You traded in a car worth: $3500
You got a discount of: $4500
---------
Net so far +$1000
But you have to pay: $1350 in taxes on the $4500
--------
Net so far: -$350
And you paid: $3000 more than the car was selling for the month before
----------
Net -$3350

We could also add in the additional taxes (sales tax, state tax, etc.) on the extra $3000 that you paid for the car, along with the 5 years of interest on the car loan, but let's just stop here.

So who actually made out on the deal? The feds collected taxes on the car along with taxes on the $4500 they "gave" you. The car dealers made an extra $3000 or more on every car they sold along with the kickbacks from the manufacturers and the loan companies. The manufacturers got to dump lots of cars they could not give away the month before. And the poor, stupid consumer maybe got saddled with even more debt that they cannot afford.

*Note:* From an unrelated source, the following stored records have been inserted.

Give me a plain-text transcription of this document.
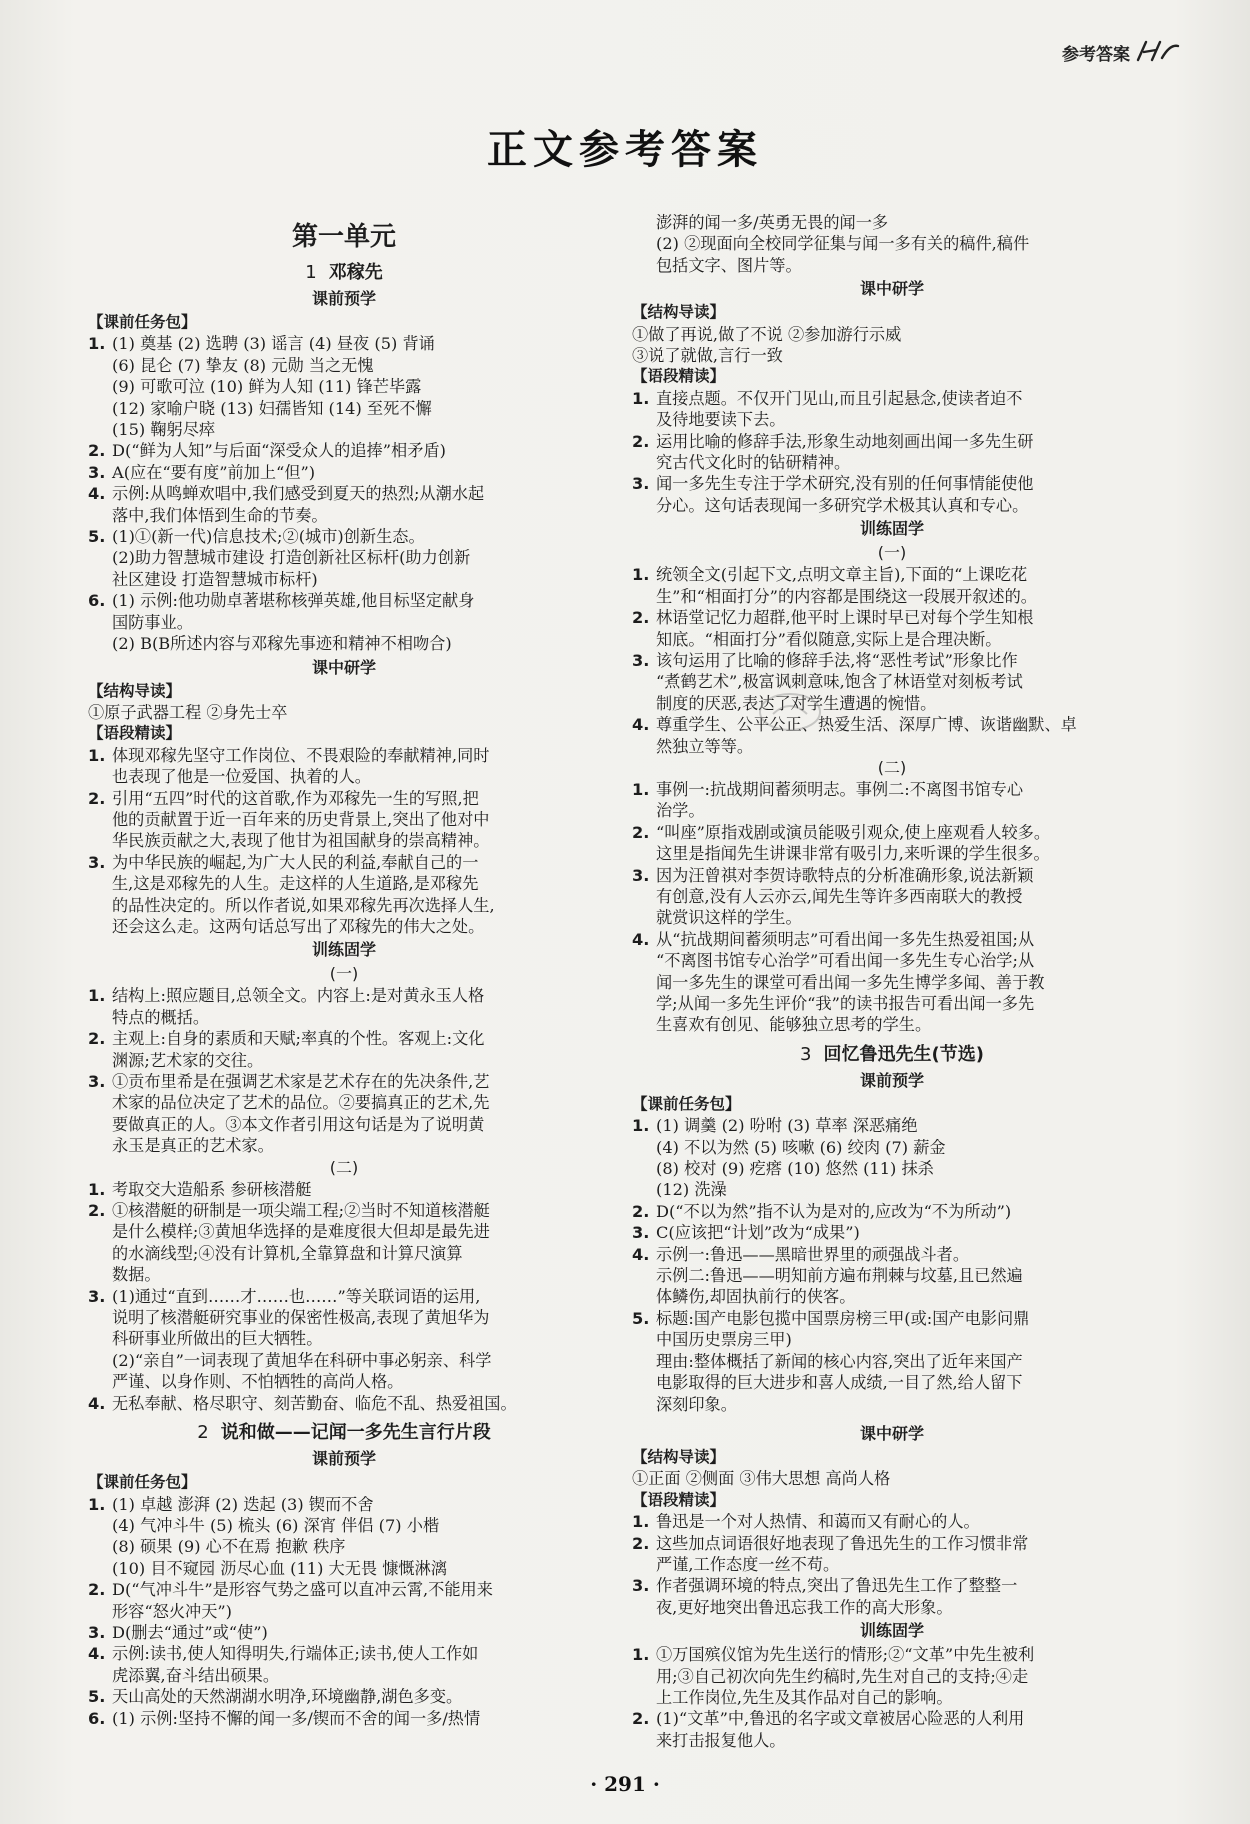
参考答案
正文参考答案
第一单元
1 邓稼先
课前预学
【课前任务包】
1. (1) 奠基 (2) 选聘 (3) 谣言 (4) 昼夜 (5) 背诵
(6) 昆仑 (7) 挚友 (8) 元勋 当之无愧
(9) 可歌可泣 (10) 鲜为人知 (11) 锋芒毕露
(12) 家喻户晓 (13) 妇孺皆知 (14) 至死不懈
(15) 鞠躬尽瘁
2. D(“鲜为人知”与后面“深受众人的追捧”相矛盾)
3. A(应在“要有度”前加上“但”)
4. 示例:从鸣蝉欢唱中,我们感受到夏天的热烈;从潮水起
落中,我们体悟到生命的节奏。
5. (1)①(新一代)信息技术;②(城市)创新生态。
(2)助力智慧城市建设 打造创新社区标杆(助力创新
社区建设 打造智慧城市标杆)
6. (1) 示例:他功勋卓著堪称核弹英雄,他目标坚定献身
国防事业。
(2) B(B所述内容与邓稼先事迹和精神不相吻合)
课中研学
【结构导读】
①原子武器工程 ②身先士卒
【语段精读】
1. 体现邓稼先坚守工作岗位、不畏艰险的奉献精神,同时
也表现了他是一位爱国、执着的人。
2. 引用“五四”时代的这首歌,作为邓稼先一生的写照,把
他的贡献置于近一百年来的历史背景上,突出了他对中
华民族贡献之大,表现了他甘为祖国献身的崇高精神。
3. 为中华民族的崛起,为广大人民的利益,奉献自己的一
生,这是邓稼先的人生。走这样的人生道路,是邓稼先
的品性决定的。所以作者说,如果邓稼先再次选择人生,
还会这么走。这两句话总写出了邓稼先的伟大之处。
训练固学
(一)
1. 结构上:照应题目,总领全文。内容上:是对黄永玉人格
特点的概括。
2. 主观上:自身的素质和天赋;率真的个性。客观上:文化
渊源;艺术家的交往。
3. ①贡布里希是在强调艺术家是艺术存在的先决条件,艺
术家的品位决定了艺术的品位。②要搞真正的艺术,先
要做真正的人。③本文作者引用这句话是为了说明黄
永玉是真正的艺术家。
(二)
1. 考取交大造船系 参研核潜艇
2. ①核潜艇的研制是一项尖端工程;②当时不知道核潜艇
是什么模样;③黄旭华选择的是难度很大但却是最先进
的水滴线型;④没有计算机,全靠算盘和计算尺演算
数据。
3. (1)通过“直到……才……也……”等关联词语的运用,
说明了核潜艇研究事业的保密性极高,表现了黄旭华为
科研事业所做出的巨大牺牲。
(2)“亲自”一词表现了黄旭华在科研中事必躬亲、科学
严谨、以身作则、不怕牺牲的高尚人格。
4. 无私奉献、格尽职守、刻苦勤奋、临危不乱、热爱祖国。
2 说和做——记闻一多先生言行片段
课前预学
【课前任务包】
1. (1) 卓越 澎湃 (2) 迭起 (3) 锲而不舍
(4) 气冲斗牛 (5) 梳头 (6) 深宵 伴侣 (7) 小楷
(8) 硕果 (9) 心不在焉 抱歉 秩序
(10) 目不窥园 沥尽心血 (11) 大无畏 慷慨淋漓
2. D(“气冲斗牛”是形容气势之盛可以直冲云霄,不能用来
形容“怒火冲天”)
3. D(删去“通过”或“使”)
4. 示例:读书,使人知得明失,行端体正;读书,使人工作如
虎添翼,奋斗结出硕果。
5. 天山高处的天然湖湖水明净,环境幽静,湖色多变。
6. (1) 示例:坚持不懈的闻一多/锲而不舍的闻一多/热情
澎湃的闻一多/英勇无畏的闻一多
(2) ②现面向全校同学征集与闻一多有关的稿件,稿件
包括文字、图片等。
课中研学
【结构导读】
①做了再说,做了不说 ②参加游行示威
③说了就做,言行一致
【语段精读】
1. 直接点题。不仅开门见山,而且引起悬念,使读者迫不
及待地要读下去。
2. 运用比喻的修辞手法,形象生动地刻画出闻一多先生研
究古代文化时的钻研精神。
3. 闻一多先生专注于学术研究,没有别的任何事情能使他
分心。这句话表现闻一多研究学术极其认真和专心。
训练固学
(一)
1. 统领全文(引起下文,点明文章主旨),下面的“上课吃花
生”和“相面打分”的内容都是围绕这一段展开叙述的。
2. 林语堂记忆力超群,他平时上课时早已对每个学生知根
知底。“相面打分”看似随意,实际上是合理决断。
3. 该句运用了比喻的修辞手法,将“恶性考试”形象比作
“煮鹤艺术”,极富讽刺意味,饱含了林语堂对刻板考试
制度的厌恶,表达了对学生遭遇的惋惜。
4. 尊重学生、公平公正、热爱生活、深厚广博、诙谐幽默、卓
然独立等等。
(二)
1. 事例一:抗战期间蓄须明志。事例二:不离图书馆专心
治学。
2. “叫座”原指戏剧或演员能吸引观众,使上座观看人较多。
这里是指闻先生讲课非常有吸引力,来听课的学生很多。
3. 因为汪曾祺对李贺诗歌特点的分析准确形象,说法新颖
有创意,没有人云亦云,闻先生等许多西南联大的教授
就赏识这样的学生。
4. 从“抗战期间蓄须明志”可看出闻一多先生热爱祖国;从
“不离图书馆专心治学”可看出闻一多先生专心治学;从
闻一多先生的课堂可看出闻一多先生博学多闻、善于教
学;从闻一多先生评价“我”的读书报告可看出闻一多先
生喜欢有创见、能够独立思考的学生。
3 回忆鲁迅先生(节选)
课前预学
【课前任务包】
1. (1) 调羹 (2) 吩咐 (3) 草率 深恶痛绝
(4) 不以为然 (5) 咳嗽 (6) 绞肉 (7) 薪金
(8) 校对 (9) 疙瘩 (10) 悠然 (11) 抹杀
(12) 洗澡
2. D(“不以为然”指不认为是对的,应改为“不为所动”)
3. C(应该把“计划”改为“成果”)
4. 示例一:鲁迅——黑暗世界里的顽强战斗者。
示例二:鲁迅——明知前方遍布荆棘与坟墓,且已然遍
体鳞伤,却固执前行的侠客。
5. 标题:国产电影包揽中国票房榜三甲(或:国产电影问鼎
中国历史票房三甲)
理由:整体概括了新闻的核心内容,突出了近年来国产
电影取得的巨大进步和喜人成绩,一目了然,给人留下
深刻印象。
课中研学
【结构导读】
①正面 ②侧面 ③伟大思想 高尚人格
【语段精读】
1. 鲁迅是一个对人热情、和蔼而又有耐心的人。
2. 这些加点词语很好地表现了鲁迅先生的工作习惯非常
严谨,工作态度一丝不苟。
3. 作者强调环境的特点,突出了鲁迅先生工作了整整一
夜,更好地突出鲁迅忘我工作的高大形象。
训练固学
1. ①万国殡仪馆为先生送行的情形;②“文革”中先生被利
用;③自己初次向先生约稿时,先生对自己的支持;④走
上工作岗位,先生及其作品对自己的影响。
2. (1)“文革”中,鲁迅的名字或文章被居心险恶的人利用
来打击报复他人。
· 291 ·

Obama and his band of merry men convinced Joe consumer that he was getting $4500 in "free" money from the "government" when in fact, Joe was giving away his $3500 car and paying an additional $3350 for the privilege.

BAD HaBiT
11-24-2009, 06:40 AM
I thought the program only went toward American Made cars, if thats true then Honda and Toyota wasnt involved and makes the writer of this questionable.

Lakal
11-24-2009, 07:17 AM
]That email you posted has been going around for a while now and is wildly inaccurate. I did read and save a response to it but cannot recall the source.

]You are making an assumption that your current car is worth $3500. There's no requirement in the CARS program that your car has to be a certain value. In fact, it could be relatively worthless. Here's a list of requirements from the government's CARS site
· have been manufactured less than 25 years before the date you trade it in and, in the case of a category 3 vehicle, must also have been manufactured not later than model year 2001
· have a "new" combined city/highway fuel economy of 18 miles per gallon or less
· be in drivable condition
· be continuously insured and registered to the same owner for the full year preceding the trade-in
· Moving on to the rebate value, it's actually variable - either $3500 or $4500, depending mostly on the difference in gas mileage between the new car and the trade in.
The federal government won't tax you on it, but some states do. Still, it's not nearly as high as $1350. In Maryland, for example, the tax is the standard 6% excise tax, which is $210 if you got the $3500 rebate or $270 if you got the $4500 rebate.
It is still a case of caveat emptor. Every individual buyer can bargain with every individual dealer. If you think the dealer's trying to charge you too much, don't buy the car. It's as simple as that. (This inflated cost also has nothing to do with a buyer taking advantage of the CARS program. If someone was looking to buy a new car during that period, they had a choice of doing a straight trade in with their old car, or taking the rebate from the CARS program. Either way, the sales price of the car they wanted to buy was the same.)
This e-mail also left out one other source of money for the buyer - the scrap value of their old car.